Due to Barzilai's victory last year in Portugal with her #MeToo-inspired song "Toy", a performance that included clucking sounds and chicken-like dance moves, Israel hosts this year's competition from May 14-18.
There have been calls from artists such as Pink Floyd's Roger Waters and British singer Peter Gabriel to move the competition to another country.
Waters has also called on Madonna to abandon plans to perform at Eurovision.
While carefully avoiding delving into politics, Barzilai, 26, argued that calls for a boycott went against the purpose of the competition.
"Being on the same stage no matter what your religion is -- your ethnicity, your color -- from all these countries, all these cultures combined together, this is a festival of light," she told foreign journalists in Jerusalem.

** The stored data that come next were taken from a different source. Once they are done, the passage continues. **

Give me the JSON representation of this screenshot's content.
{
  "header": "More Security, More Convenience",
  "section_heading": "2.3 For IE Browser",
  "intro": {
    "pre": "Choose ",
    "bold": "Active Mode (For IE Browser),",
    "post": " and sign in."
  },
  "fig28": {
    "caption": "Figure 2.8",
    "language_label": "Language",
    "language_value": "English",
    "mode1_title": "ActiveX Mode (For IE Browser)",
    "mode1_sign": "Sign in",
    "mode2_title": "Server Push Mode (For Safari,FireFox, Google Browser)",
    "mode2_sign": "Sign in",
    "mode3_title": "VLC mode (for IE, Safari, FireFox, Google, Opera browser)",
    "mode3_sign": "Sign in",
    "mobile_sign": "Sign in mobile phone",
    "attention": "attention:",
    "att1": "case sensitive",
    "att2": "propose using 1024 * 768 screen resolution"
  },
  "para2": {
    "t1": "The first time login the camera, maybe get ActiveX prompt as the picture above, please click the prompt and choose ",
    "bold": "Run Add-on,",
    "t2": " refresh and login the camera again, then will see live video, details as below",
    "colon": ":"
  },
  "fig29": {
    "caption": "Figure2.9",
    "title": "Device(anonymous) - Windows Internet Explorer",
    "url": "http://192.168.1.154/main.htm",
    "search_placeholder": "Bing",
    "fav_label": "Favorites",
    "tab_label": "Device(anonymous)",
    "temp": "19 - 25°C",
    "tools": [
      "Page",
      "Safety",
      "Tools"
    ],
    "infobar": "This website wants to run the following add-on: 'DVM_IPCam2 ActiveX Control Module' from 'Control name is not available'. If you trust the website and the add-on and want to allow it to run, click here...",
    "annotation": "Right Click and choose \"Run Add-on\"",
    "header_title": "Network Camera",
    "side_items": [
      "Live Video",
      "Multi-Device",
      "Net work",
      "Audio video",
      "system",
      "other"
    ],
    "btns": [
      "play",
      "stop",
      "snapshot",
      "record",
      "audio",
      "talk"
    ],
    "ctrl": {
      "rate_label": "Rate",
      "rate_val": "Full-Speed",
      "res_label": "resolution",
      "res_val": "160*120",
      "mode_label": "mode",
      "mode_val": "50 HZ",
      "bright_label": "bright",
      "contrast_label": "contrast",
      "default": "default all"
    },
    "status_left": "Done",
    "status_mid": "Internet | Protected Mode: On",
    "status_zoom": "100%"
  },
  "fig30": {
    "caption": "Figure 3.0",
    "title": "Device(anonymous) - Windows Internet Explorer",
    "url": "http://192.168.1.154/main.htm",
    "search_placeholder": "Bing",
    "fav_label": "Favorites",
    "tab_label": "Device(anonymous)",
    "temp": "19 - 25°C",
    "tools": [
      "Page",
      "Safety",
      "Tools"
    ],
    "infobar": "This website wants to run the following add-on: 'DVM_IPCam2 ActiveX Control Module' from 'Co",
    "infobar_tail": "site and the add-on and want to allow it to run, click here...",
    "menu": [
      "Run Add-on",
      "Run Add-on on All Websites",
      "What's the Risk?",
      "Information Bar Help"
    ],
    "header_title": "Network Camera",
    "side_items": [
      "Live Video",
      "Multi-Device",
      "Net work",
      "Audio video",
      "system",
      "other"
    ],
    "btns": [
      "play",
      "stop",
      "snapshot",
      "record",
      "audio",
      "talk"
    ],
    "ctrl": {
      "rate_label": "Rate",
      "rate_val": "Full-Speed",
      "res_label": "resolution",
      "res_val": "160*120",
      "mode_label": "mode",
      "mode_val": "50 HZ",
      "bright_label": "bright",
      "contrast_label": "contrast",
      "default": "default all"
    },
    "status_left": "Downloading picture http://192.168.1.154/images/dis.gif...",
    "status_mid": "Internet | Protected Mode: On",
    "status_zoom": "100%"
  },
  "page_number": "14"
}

"For people to boycott light is spreading darkness, is doing the exact opposite thing, and that's why I think they might be going against their own beliefs."
Asked whether she would perform for Palestinian Arabs, Barzilai said: "I wasn't invited, but if my singing could solve problems, I would go."
Barzilai declined to comment on Israel's recent elections, which saw right-wing Prime Minister Benjamin Netanyahu win a fifth term.
"When I will say my political opinion, I will bring hearts apart instead of bringing them together," she said.